От Свободы каждый берет, что хочет.
Один — хлеб, другой — камень.
Один — классику, другой — свастику.
В свободной Америке убийство стало привычным делом, а свобода слова и неприкосновенность личности — национальным бедствием. Купить наган здесь так же просто, как купить банку кока-колы.
Что приятнее: сгнить на Соловках или быть пристреленным в одном из чикагских парков?
Я водил смоченной марличкой по губам Хромополка. Они то шевелились, то нет. То же самое — его глаза. Вроде бы подглядывали за мной и вроде бы — нет. Дергались веки, периодически открываясь.
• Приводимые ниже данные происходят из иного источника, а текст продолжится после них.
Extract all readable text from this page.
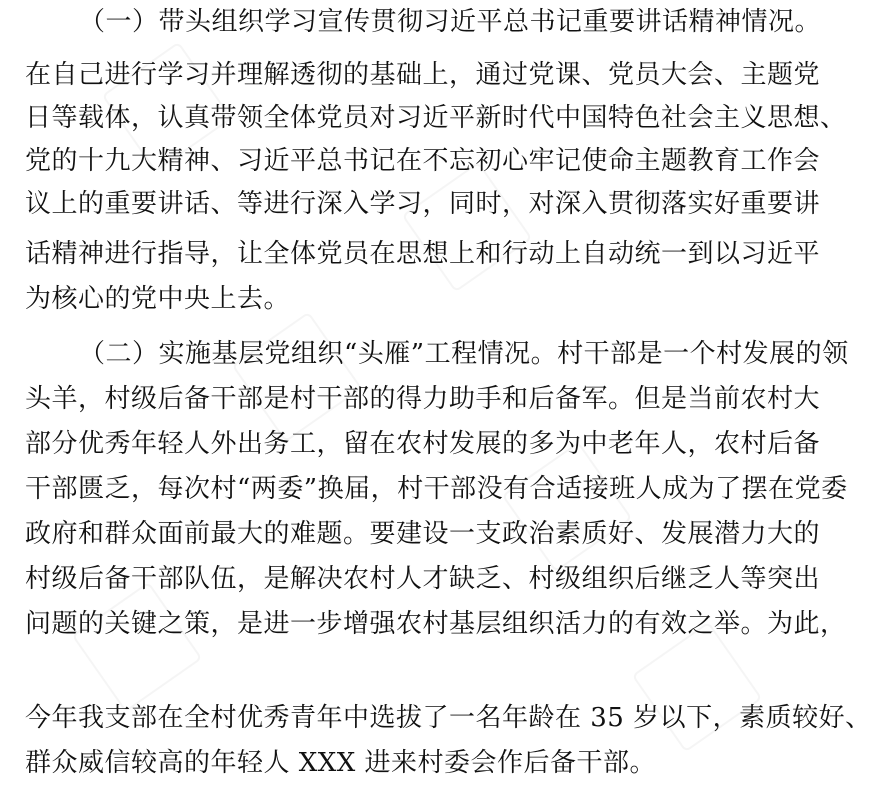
（一）带头组织学习宣传贯彻习近平总书记重要讲话精神情况。
在自己进行学习并理解透彻的基础上，通过党课、党员大会、主题党
日等载体，认真带领全体党员对习近平新时代中国特色社会主义思想、
党的十九大精神、习近平总书记在不忘初心牢记使命主题教育工作会
议上的重要讲话、等进行深入学习，同时，对深入贯彻落实好重要讲
话精神进行指导，让全体党员在思想上和行动上自动统一到以习近平
为核心的党中央上去。
（二）实施基层党组织“头雁”工程情况。村干部是一个村发展的领
头羊，村级后备干部是村干部的得力助手和后备军。但是当前农村大
部分优秀年轻人外出务工，留在农村发展的多为中老年人，农村后备
干部匮乏，每次村“两委”换届，村干部没有合适接班人成为了摆在党委
政府和群众面前最大的难题。要建设一支政治素质好、发展潜力大的
村级后备干部队伍，是解决农村人才缺乏、村级组织后继乏人等突出
问题的关键之策，是进一步增强农村基层组织活力的有效之举。为此，
今年我支部在全村优秀青年中选拔了一名年龄在 35 岁以下，素质较好、
群众威信较高的年轻人 XXX 进来村委会作后备干部。
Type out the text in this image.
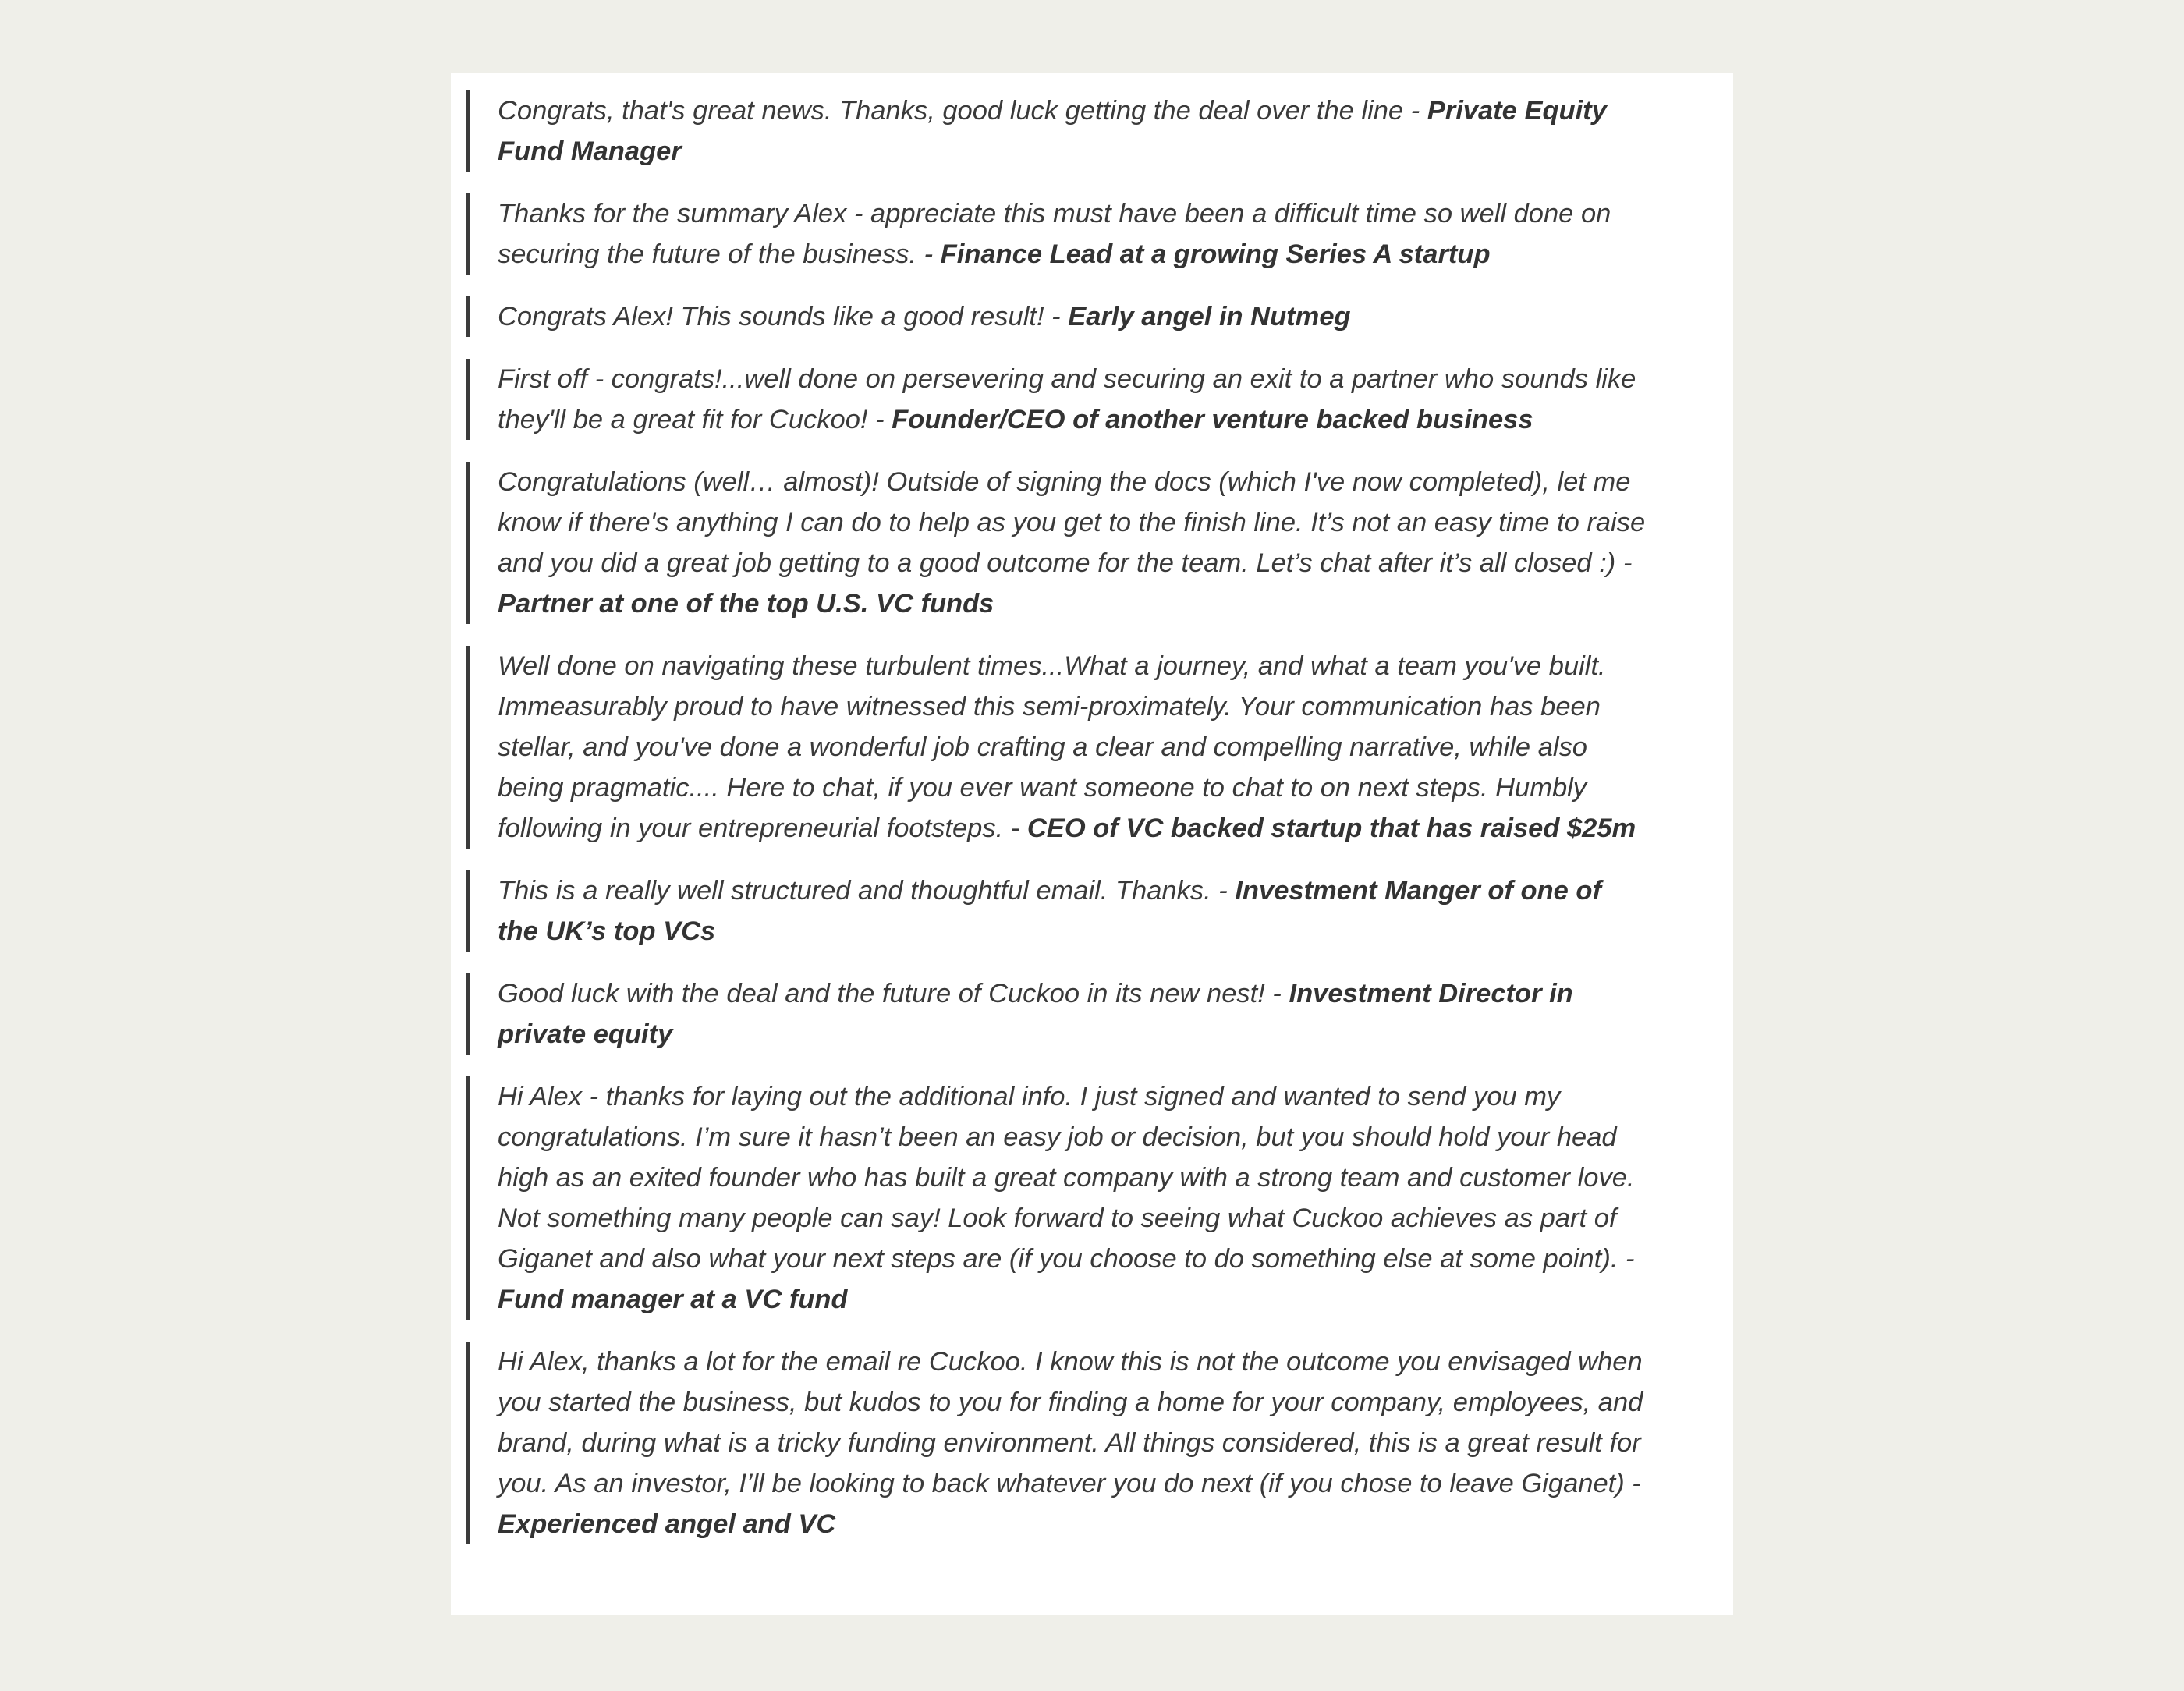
Congrats, that's great news. Thanks, good luck getting the deal over the line - Private Equity Fund Manager
Thanks for the summary Alex - appreciate this must have been a difficult time so well done on securing the future of the business. - Finance Lead at a growing Series A startup
Congrats Alex! This sounds like a good result! - Early angel in Nutmeg
First off - congrats!...well done on persevering and securing an exit to a partner who sounds like they'll be a great fit for Cuckoo! - Founder/CEO of another venture backed business
Congratulations (well… almost)! Outside of signing the docs (which I've now completed), let me know if there's anything I can do to help as you get to the finish line. It’s not an easy time to raise and you did a great job getting to a good outcome for the team. Let’s chat after it’s all closed :) - Partner at one of the top U.S. VC funds
Well done on navigating these turbulent times...What a journey, and what a team you've built. Immeasurably proud to have witnessed this semi-proximately. Your communication has been stellar, and you've done a wonderful job crafting a clear and compelling narrative, while also being pragmatic.... Here to chat, if you ever want someone to chat to on next steps. Humbly following in your entrepreneurial footsteps. - CEO of VC backed startup that has raised $25m
This is a really well structured and thoughtful email. Thanks. - Investment Manger of one of the UK’s top VCs
Good luck with the deal and the future of Cuckoo in its new nest! - Investment Director in private equity
Hi Alex - thanks for laying out the additional info. I just signed and wanted to send you my congratulations. I’m sure it hasn’t been an easy job or decision, but you should hold your head high as an exited founder who has built a great company with a strong team and customer love. Not something many people can say! Look forward to seeing what Cuckoo achieves as part of Giganet and also what your next steps are (if you choose to do something else at some point). - Fund manager at a VC fund
Hi Alex, thanks a lot for the email re Cuckoo. I know this is not the outcome you envisaged when you started the business, but kudos to you for finding a home for your company, employees, and brand, during what is a tricky funding environment. All things considered, this is a great result for you. As an investor, I’ll be looking to back whatever you do next (if you chose to leave Giganet) - Experienced angel and VC
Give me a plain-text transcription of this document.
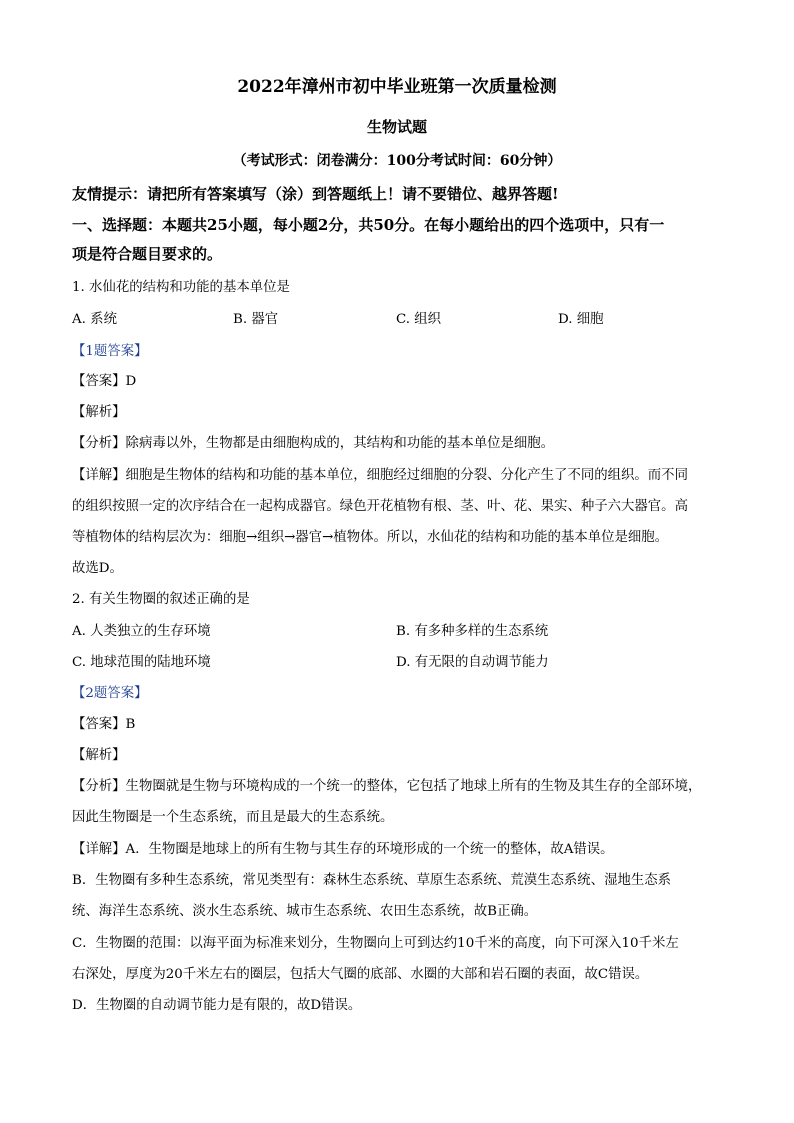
2022年漳州市初中毕业班第一次质量检测
生物试题
（考试形式：闭卷满分：100分考试时间：60分钟）
友情提示：请把所有答案填写（涂）到答题纸上！请不要错位、越界答题!
一、选择题：本题共25小题，每小题2分，共50分。在每小题给出的四个选项中，只有一
项是符合题目要求的。
1. 水仙花的结构和功能的基本单位是
A. 系统	B. 器官	C. 组织	D. 细胞
【1题答案】
【答案】D
【解析】
【分析】除病毒以外，生物都是由细胞构成的，其结构和功能的基本单位是细胞。
【详解】细胞是生物体的结构和功能的基本单位，细胞经过细胞的分裂、分化产生了不同的组织。而不同
的组织按照一定的次序结合在一起构成器官。绿色开花植物有根、茎、叶、花、果实、种子六大器官。高
等植物体的结构层次为：细胞→组织→器官→植物体。所以，水仙花的结构和功能的基本单位是细胞。
故选D。
2. 有关生物圈的叙述正确的是
A. 人类独立的生存环境	B. 有多种多样的生态系统
C. 地球范围的陆地环境	D. 有无限的自动调节能力
【2题答案】
【答案】B
【解析】
【分析】生物圈就是生物与环境构成的一个统一的整体，它包括了地球上所有的生物及其生存的全部环境，
因此生物圈是一个生态系统，而且是最大的生态系统。
【详解】A．生物圈是地球上的所有生物与其生存的环境形成的一个统一的整体，故A错误。
B．生物圈有多种生态系统，常见类型有：森林生态系统、草原生态系统、荒漠生态系统、湿地生态系
统、海洋生态系统、淡水生态系统、城市生态系统、农田生态系统，故B正确。
C．生物圈的范围：以海平面为标准来划分，生物圈向上可到达约10千米的高度，向下可深入10千米左
右深处，厚度为20千米左右的圈层，包括大气圈的底部、水圈的大部和岩石圈的表面，故C错误。
D．生物圈的自动调节能力是有限的，故D错误。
Со мной работает очень либеральная молодая лесбиянка, она говорит, если б у вас разрешалось личное оружие — Сталин бы не состоялся. Наган — гарант свободы. Я говорю: может быть, ты и права, но свободный наган укладывает не менее щедро, чем сталинский. Смотрит на меня с ужасом — зачем тогда к нам пожаловал?
Губы Хромополка шевелились. Они впивали влагу из мокрой марли. Его глаза открывались все чаще, он глядел на меня, хотя, повторяю, может быть, и рефлексивно. Временами мне казалось, что его свободная от бинта щека изображает нечто похожее на жест улыбки.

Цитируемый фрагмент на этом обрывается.